L'arriéré relatif reste néanmoins important. Comparé au Russell 1000 (un indice regroupant de grandes entreprises) et au Russell Top 50 (les méga-capitalisations), l'indice des petites capitalisations affiche des performances plus faibles depuis des années.

Un rallye durable ?

La question est de savoir si cette avancée est durable et si le marché dans son ensemble peut enfin bénéficier d'un marché boursier dominé par les grandes entreprises technologiques. En cas de nouvelles baisses de taux, attendues mais non garanties, la reprise pourrait se poursuivre, estiment les stratèges, même si cela ne s'appliquera pas à toutes les petites capitalisations. « Les cycles de baisse des taux d'intérêt favorisent principalement les petites capitalisations de meilleure qualité : les entreprises dont les bilans sont sains et qui sont souvent les plus grandes entreprises du classement Russell 2000 », explique Jill Carey Hall, stratège de Bank of America.

Les cycles de baisse des taux d'intérêt favorisent principalement les petites capitalisations de meilleure qualité : les entreprises dont les bilans sont sains et qui sont souvent les plus grandes entreprises du classement Russell 2000. - Jill Carey Hall (Startege bank of America)

HSBC souligne que la moitié de la dette des entreprises dans le Russell 2000 est variable, contre seulement 10 % dans le S&P 500. Les baisses de taux d'intérêt sont donc un facteur favorable direct, mais vice versa, il en va de même pour les hausses de taux d'intérêt. En outre, 40 % des entreprises du Russell 2000 sont déficitaires, en particulier dans le secteur des technologies peu rentables et des premières biotechnologies.

Les investisseurs belges qui souhaitent investir dans le Russell peuvent le faire via différents ETF cotés sur les marchés boursiers européens.

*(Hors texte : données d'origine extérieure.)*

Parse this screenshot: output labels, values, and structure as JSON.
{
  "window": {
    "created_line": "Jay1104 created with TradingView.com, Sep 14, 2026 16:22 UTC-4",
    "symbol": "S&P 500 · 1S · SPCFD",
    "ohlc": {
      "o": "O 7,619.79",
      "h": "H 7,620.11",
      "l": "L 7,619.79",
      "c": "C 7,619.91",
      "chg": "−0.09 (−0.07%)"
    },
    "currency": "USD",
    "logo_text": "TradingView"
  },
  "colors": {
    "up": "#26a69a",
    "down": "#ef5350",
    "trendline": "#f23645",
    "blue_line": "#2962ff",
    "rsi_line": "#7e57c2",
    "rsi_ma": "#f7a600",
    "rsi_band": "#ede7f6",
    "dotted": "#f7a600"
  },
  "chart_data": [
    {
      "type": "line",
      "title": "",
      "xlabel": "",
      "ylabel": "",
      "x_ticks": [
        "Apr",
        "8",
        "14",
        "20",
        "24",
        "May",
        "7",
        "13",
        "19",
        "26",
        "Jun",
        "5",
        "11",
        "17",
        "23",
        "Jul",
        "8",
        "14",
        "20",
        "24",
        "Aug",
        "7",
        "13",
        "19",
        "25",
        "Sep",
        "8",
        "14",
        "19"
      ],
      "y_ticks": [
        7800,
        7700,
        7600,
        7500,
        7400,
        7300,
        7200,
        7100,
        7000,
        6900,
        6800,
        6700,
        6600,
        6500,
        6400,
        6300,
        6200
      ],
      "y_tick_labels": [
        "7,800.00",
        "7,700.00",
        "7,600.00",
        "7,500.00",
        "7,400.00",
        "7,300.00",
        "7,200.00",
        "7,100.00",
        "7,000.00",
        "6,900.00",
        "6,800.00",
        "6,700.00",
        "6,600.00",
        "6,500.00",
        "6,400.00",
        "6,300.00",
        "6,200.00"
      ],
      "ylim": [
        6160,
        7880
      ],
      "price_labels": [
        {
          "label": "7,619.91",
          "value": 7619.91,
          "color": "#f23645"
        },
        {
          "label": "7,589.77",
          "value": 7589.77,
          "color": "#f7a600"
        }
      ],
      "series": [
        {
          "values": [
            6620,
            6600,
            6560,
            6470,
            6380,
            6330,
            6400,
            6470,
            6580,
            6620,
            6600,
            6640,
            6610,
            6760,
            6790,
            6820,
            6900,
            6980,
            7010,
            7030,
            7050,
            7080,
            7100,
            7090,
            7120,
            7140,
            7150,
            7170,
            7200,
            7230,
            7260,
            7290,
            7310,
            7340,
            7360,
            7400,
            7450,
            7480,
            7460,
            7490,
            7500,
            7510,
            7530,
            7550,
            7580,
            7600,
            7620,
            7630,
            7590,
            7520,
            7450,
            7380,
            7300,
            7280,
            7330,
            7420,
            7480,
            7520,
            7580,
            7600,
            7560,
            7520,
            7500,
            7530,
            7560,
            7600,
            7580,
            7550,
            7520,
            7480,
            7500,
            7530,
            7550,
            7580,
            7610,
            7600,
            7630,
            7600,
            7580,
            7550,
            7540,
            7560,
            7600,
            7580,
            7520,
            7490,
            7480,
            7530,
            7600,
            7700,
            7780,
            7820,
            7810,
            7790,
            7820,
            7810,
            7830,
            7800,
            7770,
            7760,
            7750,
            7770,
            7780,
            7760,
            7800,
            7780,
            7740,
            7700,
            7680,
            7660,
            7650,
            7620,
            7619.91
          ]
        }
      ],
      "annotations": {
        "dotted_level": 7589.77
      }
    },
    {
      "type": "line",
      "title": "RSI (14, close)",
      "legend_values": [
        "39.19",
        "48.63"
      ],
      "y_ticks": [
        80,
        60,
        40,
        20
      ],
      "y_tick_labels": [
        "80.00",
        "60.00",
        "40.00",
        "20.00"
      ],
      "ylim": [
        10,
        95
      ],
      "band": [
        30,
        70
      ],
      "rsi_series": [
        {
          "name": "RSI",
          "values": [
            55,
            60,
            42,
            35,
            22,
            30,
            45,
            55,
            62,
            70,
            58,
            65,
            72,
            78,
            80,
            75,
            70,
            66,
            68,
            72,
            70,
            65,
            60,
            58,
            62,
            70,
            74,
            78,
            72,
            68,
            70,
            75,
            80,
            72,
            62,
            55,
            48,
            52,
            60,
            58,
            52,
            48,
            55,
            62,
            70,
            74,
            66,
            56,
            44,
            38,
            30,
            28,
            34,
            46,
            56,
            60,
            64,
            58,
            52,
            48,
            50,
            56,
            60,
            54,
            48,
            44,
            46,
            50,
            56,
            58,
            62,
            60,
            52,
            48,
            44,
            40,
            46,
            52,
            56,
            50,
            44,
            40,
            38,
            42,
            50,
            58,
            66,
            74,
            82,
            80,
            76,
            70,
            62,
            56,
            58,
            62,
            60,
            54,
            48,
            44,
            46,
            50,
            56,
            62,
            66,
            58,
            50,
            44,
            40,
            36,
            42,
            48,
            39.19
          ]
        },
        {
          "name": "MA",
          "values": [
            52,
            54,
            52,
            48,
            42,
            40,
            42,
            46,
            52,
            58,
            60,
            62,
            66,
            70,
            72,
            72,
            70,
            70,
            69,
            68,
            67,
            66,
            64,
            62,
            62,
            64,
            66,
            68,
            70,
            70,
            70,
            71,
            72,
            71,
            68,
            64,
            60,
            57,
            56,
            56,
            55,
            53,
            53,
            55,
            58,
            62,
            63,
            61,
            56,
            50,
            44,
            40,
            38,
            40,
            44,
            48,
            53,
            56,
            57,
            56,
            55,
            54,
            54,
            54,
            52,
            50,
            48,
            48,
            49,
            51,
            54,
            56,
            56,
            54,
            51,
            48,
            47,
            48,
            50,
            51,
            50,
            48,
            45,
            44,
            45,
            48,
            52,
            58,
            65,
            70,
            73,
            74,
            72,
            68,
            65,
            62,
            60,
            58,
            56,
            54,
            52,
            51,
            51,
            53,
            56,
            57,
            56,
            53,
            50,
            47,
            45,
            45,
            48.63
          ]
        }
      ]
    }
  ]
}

L'écart au sein de l'indice est énorme. Certaines entreprises ont une valeur de marché d'à peine 100 à 150 millions de dollars, tandis que les plus grandes se situent entre 7 et 8 milliards de dollars. La capitalisation boursière moyenne d'une société Russell 2000 est de 1,3 à 1,5 milliard de dollars, avec une médiane d'environ 700 à 800 millions de dollars.

Homologues européens

Si l'on compare cela à celui des entreprises européennes, il est frappant de constater que les petites capitalisations américaines sont souvent plus importantes que leurs homologues européennes. Sur Euronext, dans le BEL Small ou dans le SDAX allemand, de nombreuses entreprises opèrent dans une fourchette de capitalisation boursière comprise entre 200 et 800 millions d'euros.

Les entreprises de plus de 2 milliards d'euros sont rapidement considérées comme des entreprises de taille intermédiaire en Europe, tandis que celles des États-Unis peuvent toujours relever de la catégorie Russell 2000. En Belgique ou aux Pays-Bas, par exemple, une valeur de marché de 5 milliards d'euros est souvent déjà considérée comme une grande capitalisation, alors qu'aux États-Unis, elle se situe toujours dans la moyenne.

L'indice européen des petites capitalisations de MSCI a déjà gagné plus de 9 % cette année. Le panier de 836 entreprises européennes est toujours inférieur de 5,4 % à son pic de 2021. L'indice se négocie avec une décote importante par rapport à son homologue américain. Alors que le Russell 2000 se négocie à un ratio cours/bénéfices attendu d'environ 25, les actions MSCI Europe Small Cap se négocient environ 14 fois les bénéfices attendus. Cela signifie que les petites capitalisations européennes sont en moyenne 44 % moins chères que leurs homologues américaines.